HolderShares Beneficially Owned% of ClassNotes
Craig Conway8,064<1%Includes 274 shares issuable upon settlement of RSUs within 60 days of Mar 31, 2025; percent is below 1% per proxy table
  • Director stock ownership guidelines: Increased in March 2025 to require non-employee directors to hold shares valued at $550,000; all non-employee directors were in compliance as of April 15, 2025. For compliance purposes, unvested awards are excluded.
  • Insider policy: Company prohibits hedging and pledging by directors; insider trading policy filed with 10-K and referenced in proxy.

Governance Assessment

  • Strengths:

    • Independence and committee alignment: Conway is independent and serves on Audit & Finance, aligning his enterprise software leadership with financial oversight during Salesforce’s transformation.

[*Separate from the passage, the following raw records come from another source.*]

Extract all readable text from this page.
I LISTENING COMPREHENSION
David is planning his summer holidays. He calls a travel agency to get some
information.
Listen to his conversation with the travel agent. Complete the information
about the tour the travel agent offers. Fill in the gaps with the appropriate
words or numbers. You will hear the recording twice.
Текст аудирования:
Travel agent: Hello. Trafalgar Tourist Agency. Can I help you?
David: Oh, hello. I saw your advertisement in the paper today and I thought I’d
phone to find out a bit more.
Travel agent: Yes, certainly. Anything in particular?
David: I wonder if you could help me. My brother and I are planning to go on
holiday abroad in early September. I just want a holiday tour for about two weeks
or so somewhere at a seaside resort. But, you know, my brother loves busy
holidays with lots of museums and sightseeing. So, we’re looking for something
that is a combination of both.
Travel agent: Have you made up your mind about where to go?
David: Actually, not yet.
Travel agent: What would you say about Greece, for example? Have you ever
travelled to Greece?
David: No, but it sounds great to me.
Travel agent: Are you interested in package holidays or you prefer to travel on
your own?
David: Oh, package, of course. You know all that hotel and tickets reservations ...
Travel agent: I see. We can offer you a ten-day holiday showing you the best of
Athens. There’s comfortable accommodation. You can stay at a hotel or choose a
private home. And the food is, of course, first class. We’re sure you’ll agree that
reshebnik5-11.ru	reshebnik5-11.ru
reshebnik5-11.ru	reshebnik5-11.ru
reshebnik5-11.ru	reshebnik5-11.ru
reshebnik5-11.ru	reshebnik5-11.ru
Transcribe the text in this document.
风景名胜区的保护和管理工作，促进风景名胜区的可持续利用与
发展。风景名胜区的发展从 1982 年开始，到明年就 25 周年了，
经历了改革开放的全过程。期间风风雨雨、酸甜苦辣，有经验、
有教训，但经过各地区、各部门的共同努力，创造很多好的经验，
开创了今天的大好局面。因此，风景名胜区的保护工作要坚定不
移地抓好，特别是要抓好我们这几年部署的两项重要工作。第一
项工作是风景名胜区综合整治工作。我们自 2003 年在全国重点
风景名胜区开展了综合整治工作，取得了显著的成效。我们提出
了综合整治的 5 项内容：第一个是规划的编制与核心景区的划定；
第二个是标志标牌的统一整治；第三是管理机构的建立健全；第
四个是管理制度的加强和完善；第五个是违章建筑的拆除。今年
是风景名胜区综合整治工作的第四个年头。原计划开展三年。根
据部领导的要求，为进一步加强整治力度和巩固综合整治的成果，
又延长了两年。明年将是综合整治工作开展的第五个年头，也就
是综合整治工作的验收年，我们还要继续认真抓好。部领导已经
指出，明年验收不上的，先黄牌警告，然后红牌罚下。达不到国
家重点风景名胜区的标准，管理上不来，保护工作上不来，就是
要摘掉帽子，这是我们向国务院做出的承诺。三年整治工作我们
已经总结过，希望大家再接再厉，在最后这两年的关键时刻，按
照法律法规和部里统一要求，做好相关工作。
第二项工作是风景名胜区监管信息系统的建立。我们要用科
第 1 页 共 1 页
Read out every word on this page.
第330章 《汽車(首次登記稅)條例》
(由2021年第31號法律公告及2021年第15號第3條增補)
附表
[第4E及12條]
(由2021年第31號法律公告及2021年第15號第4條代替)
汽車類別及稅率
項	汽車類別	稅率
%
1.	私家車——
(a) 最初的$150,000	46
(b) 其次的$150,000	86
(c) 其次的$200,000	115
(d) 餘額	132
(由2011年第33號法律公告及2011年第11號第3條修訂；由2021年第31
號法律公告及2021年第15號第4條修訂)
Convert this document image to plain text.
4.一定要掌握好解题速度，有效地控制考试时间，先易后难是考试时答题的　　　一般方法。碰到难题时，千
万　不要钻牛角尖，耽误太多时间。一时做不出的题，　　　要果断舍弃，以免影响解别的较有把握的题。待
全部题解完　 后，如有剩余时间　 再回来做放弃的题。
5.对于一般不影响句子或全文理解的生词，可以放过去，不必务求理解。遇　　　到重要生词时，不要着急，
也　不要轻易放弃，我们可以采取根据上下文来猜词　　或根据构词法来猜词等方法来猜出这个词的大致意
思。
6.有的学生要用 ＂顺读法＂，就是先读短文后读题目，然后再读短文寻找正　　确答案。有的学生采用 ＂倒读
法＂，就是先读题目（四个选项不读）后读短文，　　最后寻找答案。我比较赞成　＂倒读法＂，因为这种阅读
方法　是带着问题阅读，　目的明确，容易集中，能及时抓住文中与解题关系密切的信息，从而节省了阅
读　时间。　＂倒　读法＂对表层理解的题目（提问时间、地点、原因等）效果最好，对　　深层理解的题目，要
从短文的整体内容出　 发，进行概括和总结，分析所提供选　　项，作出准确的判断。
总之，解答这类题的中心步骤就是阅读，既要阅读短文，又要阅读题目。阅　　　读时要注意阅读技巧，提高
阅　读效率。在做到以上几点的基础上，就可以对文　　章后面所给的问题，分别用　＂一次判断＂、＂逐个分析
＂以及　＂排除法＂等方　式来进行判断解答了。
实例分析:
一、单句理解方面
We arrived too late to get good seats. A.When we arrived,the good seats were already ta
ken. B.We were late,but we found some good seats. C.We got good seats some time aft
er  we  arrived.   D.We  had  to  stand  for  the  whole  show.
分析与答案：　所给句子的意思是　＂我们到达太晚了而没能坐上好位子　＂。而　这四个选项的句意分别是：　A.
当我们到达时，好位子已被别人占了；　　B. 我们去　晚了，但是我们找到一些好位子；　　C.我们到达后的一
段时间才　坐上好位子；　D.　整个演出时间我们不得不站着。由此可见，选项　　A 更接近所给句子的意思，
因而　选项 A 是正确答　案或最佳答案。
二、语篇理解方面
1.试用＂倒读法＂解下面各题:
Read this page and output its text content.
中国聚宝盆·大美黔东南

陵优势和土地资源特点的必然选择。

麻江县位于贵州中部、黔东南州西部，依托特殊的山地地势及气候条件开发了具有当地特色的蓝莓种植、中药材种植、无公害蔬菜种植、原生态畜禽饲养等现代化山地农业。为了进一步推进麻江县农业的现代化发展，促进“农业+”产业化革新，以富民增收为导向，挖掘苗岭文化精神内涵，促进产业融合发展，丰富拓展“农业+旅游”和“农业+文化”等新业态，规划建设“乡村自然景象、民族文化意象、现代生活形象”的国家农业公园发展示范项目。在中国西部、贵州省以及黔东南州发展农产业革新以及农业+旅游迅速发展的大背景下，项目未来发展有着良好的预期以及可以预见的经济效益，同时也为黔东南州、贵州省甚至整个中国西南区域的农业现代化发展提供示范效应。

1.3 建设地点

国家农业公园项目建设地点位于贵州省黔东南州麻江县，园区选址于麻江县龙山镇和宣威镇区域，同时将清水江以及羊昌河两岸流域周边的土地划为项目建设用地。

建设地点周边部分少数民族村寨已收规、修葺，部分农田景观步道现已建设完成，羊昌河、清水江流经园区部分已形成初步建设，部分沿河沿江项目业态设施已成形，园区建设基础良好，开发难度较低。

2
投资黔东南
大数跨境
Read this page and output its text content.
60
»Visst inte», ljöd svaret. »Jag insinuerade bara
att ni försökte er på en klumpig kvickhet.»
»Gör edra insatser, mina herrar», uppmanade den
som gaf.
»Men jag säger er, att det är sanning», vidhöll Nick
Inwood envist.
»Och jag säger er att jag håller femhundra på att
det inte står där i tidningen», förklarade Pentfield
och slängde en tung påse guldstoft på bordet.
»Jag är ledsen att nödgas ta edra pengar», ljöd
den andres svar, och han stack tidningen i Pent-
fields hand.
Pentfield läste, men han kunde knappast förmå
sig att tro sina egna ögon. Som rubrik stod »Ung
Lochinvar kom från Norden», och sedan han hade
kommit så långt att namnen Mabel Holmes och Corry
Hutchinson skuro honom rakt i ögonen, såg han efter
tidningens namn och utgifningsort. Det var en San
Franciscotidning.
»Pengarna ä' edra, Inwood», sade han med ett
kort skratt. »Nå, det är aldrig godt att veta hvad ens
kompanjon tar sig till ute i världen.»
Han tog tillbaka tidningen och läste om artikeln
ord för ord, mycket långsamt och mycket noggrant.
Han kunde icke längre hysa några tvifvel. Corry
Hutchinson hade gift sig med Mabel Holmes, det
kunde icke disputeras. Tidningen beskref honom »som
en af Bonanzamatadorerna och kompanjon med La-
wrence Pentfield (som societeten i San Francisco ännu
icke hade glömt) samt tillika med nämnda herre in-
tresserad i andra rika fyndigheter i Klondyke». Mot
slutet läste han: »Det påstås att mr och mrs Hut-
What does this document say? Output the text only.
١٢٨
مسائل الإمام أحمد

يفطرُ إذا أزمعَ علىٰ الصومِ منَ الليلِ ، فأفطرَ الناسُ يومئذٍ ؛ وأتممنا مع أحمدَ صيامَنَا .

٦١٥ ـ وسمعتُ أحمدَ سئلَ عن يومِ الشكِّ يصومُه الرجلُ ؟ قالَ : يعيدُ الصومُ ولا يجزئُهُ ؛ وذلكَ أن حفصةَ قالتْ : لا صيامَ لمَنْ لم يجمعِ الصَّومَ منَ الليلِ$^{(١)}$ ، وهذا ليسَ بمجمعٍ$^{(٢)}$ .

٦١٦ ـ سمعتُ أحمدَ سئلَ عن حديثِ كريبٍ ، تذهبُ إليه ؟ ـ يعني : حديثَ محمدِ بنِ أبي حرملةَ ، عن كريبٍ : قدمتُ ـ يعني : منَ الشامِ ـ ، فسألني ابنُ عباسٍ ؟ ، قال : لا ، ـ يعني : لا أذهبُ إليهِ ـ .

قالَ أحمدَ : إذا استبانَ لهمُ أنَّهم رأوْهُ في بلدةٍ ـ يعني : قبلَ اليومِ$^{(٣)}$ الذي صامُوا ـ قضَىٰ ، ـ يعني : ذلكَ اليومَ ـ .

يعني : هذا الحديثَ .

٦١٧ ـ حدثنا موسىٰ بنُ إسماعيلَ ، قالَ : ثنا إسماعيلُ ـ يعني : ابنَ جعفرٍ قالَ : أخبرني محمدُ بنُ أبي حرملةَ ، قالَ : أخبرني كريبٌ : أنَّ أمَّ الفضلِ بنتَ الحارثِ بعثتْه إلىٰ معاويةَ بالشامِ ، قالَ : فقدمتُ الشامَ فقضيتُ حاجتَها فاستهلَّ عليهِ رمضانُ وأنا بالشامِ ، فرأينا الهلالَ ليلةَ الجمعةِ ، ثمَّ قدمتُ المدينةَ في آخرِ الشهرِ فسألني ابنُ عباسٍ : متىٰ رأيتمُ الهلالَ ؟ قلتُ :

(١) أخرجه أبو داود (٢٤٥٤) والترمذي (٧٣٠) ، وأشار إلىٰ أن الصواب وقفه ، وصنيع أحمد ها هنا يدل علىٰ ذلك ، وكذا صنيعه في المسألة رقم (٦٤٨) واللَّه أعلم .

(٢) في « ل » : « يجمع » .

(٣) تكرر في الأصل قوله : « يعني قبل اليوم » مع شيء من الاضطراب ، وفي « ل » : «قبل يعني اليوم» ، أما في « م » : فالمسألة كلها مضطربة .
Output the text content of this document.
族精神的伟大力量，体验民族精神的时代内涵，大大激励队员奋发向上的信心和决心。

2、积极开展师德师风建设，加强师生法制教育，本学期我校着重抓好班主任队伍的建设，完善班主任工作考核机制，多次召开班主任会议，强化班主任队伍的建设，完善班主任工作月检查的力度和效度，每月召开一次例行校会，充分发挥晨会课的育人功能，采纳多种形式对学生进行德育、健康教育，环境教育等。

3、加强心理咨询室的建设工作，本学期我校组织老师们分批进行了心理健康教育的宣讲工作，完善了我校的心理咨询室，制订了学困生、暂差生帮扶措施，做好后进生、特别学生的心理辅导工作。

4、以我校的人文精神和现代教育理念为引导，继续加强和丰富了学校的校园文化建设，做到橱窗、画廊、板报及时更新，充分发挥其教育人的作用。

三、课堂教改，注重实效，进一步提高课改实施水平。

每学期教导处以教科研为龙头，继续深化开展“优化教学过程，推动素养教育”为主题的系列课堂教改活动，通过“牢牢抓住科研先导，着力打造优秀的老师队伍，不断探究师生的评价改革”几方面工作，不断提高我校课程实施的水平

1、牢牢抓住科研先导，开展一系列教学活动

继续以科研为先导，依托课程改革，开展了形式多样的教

Committee meeting cadence (Audit 8; Business Transformation 4) suggests active engagement.
    • Pay alignment: Director compensation is primarily equity (time-based RSUs) without performance metrics or meeting fees, enhancing alignment with shareholder value and simplicity.
    • Ownership requirements: Raised director ownership threshold to $550,000; board reports compliance, supporting skin-in-the-game.
    • Board responsiveness: Following the 2024 say-on-pay (45.6% support), the Board and Compensation Committee engaged investors, changed committee leadership, and updated practices; Conway’s transition from Compensation to Audit supports refreshed oversight balance.
  • Risk indicators and potential red flags:

    • Related-party exposure: Conway’s son is a non-executive Salesforce employee (compensation < $150,000), reviewed and approved by the Audit Committee under Related Party Transaction Policies; Conway served on the Compensation Committee during FY2025 prior to transitioning to Audit, which warrants continued monitoring for perceived conflicts despite formal approvals.
    • Tenure: ~19 years of service can raise entrenchment concerns; counterbalanced by ongoing committee refreshment and independent status.
  • Policies mitigating risk:

    • Formal related-party transaction review by Audit Committee; prohibition on director hedging/pledging; expanded Lead Independent Director duties; regular executive sessions.
  • Overall signal for investor confidence: Conway’s extensive software leadership and current roles on Audit & Finance and Business Transformation committees support execution and financial discipline. The limited, approved related-party connection and long tenure should be weighed against board independence, ownership alignment, and active governance refresh.